Cobenfy (KarXT) Warnings and Precautions

Risk of Urinary Retention: Cobenfy (KarXT) can cause urinary retention. Elderly patients and patients with clinically significant bladder outlet obstruction and incomplete bladder emptying (e.g., patients with benign prostatic hyperplasia, diabetic cystopathy) may be at increased risk for developing urinary retention. Cobenfy (KarXT) is contraindicated in patients with pre-existing urinary retention and is not recommended in patients with moderate or severe renal impairment.

Risk of use in patients with hepatic impairment: Compared with patients with normal liver function, patients with hepatic impairment have higher systemic exposure to xanomelline, one of the components of Cobenfy (KarXT), which may lead to an increased incidence of Cobenfy (KarXT)-related adverse reactions. Cobenfy (KarXT) is contraindicated in patients with moderate or severe hepatic impairment. Cobenfy (KarXT) is not recommended for use in patients with mild hepatic impairment.
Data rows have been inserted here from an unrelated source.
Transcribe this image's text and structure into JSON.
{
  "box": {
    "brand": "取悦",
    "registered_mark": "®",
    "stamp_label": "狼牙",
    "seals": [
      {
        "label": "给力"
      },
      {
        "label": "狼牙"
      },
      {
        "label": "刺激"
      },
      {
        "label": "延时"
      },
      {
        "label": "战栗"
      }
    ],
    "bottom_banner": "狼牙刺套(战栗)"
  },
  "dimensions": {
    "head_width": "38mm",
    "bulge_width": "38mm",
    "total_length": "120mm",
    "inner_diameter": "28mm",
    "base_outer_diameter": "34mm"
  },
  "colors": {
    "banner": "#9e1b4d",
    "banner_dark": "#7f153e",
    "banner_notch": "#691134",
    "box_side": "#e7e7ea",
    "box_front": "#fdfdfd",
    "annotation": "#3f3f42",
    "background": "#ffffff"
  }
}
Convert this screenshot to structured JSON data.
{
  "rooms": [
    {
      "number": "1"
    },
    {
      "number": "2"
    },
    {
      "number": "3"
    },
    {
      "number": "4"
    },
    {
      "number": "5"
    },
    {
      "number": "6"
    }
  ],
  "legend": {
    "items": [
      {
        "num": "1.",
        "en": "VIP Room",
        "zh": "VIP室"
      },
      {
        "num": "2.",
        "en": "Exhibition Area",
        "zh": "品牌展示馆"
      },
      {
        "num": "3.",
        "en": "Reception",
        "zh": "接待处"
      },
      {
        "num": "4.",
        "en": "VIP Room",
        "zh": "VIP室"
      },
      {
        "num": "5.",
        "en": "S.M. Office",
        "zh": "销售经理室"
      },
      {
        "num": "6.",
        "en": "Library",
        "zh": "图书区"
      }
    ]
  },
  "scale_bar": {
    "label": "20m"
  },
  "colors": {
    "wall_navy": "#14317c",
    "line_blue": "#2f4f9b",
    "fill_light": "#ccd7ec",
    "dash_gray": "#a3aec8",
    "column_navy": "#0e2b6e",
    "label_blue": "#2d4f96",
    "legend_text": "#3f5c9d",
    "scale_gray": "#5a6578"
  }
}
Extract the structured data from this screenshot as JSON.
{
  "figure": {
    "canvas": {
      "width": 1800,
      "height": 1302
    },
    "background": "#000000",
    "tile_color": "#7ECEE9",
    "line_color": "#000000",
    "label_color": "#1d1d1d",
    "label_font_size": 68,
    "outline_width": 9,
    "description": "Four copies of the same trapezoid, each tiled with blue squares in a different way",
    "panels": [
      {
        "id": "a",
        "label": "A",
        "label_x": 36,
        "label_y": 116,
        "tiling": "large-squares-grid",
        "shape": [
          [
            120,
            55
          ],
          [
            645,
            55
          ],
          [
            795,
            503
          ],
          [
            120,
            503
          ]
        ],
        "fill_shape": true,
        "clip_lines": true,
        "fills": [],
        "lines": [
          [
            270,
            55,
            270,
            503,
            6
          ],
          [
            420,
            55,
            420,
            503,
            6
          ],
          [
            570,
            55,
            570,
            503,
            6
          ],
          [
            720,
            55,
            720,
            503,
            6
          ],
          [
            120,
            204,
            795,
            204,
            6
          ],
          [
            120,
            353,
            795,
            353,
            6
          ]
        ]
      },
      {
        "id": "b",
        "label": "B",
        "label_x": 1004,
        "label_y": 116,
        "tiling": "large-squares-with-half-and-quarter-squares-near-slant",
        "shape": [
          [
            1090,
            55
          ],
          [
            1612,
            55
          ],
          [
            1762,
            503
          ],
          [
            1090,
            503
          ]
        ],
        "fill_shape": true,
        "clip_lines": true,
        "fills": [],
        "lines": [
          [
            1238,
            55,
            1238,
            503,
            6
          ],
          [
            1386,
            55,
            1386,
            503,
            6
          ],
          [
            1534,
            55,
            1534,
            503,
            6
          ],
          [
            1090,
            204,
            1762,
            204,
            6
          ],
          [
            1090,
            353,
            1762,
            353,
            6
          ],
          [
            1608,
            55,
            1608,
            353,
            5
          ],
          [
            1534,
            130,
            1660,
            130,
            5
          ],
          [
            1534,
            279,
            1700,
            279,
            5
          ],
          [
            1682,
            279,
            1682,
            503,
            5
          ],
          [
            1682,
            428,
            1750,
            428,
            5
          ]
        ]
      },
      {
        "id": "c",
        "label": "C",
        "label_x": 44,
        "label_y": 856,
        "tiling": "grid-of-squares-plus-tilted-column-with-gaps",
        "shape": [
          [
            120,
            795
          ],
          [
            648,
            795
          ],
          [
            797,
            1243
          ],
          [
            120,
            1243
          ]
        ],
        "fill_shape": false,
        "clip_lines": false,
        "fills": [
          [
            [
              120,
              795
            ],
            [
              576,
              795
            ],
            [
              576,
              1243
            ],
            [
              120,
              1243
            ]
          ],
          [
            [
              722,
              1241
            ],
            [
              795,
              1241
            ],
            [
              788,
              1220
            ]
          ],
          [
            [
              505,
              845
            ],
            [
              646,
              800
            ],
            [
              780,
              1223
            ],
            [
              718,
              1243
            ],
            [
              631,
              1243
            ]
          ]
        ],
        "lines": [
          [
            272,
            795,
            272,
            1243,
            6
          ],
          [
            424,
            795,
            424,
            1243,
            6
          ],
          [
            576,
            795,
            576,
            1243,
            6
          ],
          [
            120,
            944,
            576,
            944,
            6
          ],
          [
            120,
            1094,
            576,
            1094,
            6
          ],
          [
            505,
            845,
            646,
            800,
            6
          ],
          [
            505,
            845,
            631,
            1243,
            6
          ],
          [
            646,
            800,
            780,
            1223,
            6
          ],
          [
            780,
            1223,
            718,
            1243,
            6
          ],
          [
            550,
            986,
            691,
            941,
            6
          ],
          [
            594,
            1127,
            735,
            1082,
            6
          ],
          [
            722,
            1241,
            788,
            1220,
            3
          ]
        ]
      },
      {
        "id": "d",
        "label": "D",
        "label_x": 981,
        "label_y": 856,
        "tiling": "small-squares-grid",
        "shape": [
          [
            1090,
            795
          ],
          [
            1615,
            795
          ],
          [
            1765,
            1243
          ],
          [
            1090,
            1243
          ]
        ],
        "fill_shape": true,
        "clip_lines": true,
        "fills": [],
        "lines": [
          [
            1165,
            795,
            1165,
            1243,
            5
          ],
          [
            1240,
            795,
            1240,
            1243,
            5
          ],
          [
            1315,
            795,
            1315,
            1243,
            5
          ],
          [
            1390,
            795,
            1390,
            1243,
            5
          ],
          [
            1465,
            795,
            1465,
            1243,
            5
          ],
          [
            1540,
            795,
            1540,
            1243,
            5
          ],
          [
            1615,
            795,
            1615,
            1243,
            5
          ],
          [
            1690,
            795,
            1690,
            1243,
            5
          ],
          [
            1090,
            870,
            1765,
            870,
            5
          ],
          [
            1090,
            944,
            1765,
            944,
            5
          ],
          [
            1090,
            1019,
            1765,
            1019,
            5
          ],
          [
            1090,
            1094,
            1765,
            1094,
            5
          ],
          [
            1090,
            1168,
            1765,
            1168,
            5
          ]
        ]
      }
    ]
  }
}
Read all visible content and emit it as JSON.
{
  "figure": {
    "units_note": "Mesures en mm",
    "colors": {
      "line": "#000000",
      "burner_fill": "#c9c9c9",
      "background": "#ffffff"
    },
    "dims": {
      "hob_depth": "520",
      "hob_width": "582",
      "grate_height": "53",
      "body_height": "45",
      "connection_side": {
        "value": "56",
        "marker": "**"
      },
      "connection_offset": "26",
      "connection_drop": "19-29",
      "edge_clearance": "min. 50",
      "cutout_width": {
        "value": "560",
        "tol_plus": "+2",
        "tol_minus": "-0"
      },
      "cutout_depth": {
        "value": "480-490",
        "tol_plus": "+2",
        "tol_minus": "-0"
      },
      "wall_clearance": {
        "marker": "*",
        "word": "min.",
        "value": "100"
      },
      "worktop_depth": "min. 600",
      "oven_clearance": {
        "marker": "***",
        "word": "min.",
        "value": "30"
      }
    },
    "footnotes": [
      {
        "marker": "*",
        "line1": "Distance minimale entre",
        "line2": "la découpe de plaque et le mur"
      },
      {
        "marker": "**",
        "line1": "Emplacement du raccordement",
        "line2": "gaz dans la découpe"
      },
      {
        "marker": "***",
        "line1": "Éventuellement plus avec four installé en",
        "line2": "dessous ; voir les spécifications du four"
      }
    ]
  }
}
Assess liver enzymes before initiating treatment with Cobenfy (KarXT) and as clinically necessary during treatment.

Risk of use in patients with biliary tract disease: When symptoms such as indigestion, nausea, vomiting or epigastric pain occur, gallbladder disease, biliary tract disease and pancreatitis should be evaluated according to clinical indications. Cobenfy (KarXT) should be discontinued if signs or symptoms of overt liver injury occur, such as jaundice, pruritus, or alanine aminotransferase levels greater than five times the upper limit of normal or five times the baseline value.

Reduced gastrointestinal motility: Cobenfy (KarXT) should be administered with caution to patients with gastrointestinal obstructive disease due to the risk of gastric retention. Cobenfy (KarXT) should be used with caution in patients with conditions such as ulcerative colitis, intestinal atony, and myasthenia gravis.

Risk of angioedema: Angioedema of the face, lips, tongue and/or throat has been reported with use of Cobenfy (KarXT) and its component trospium chloride. If the tongue, hypopharynx, or larynx is involved, Cobenfy (KarXT) should be discontinued and appropriate treatment initiated and/or necessary measures taken to ensure a patent airway. Cobenfy (KarXT) is contraindicated in patients with a history of allergy to trospium chloride.

Cobenfy (KarXT) Adverse Reactions

The most common adverse reactions (≥5% and at least twice the rate in the placebo group): nausea, dyspepsia, constipation, vomiting, hypertension, abdominal pain, diarrhea, tachycardia, dizziness and gastroesophageal reflux disease.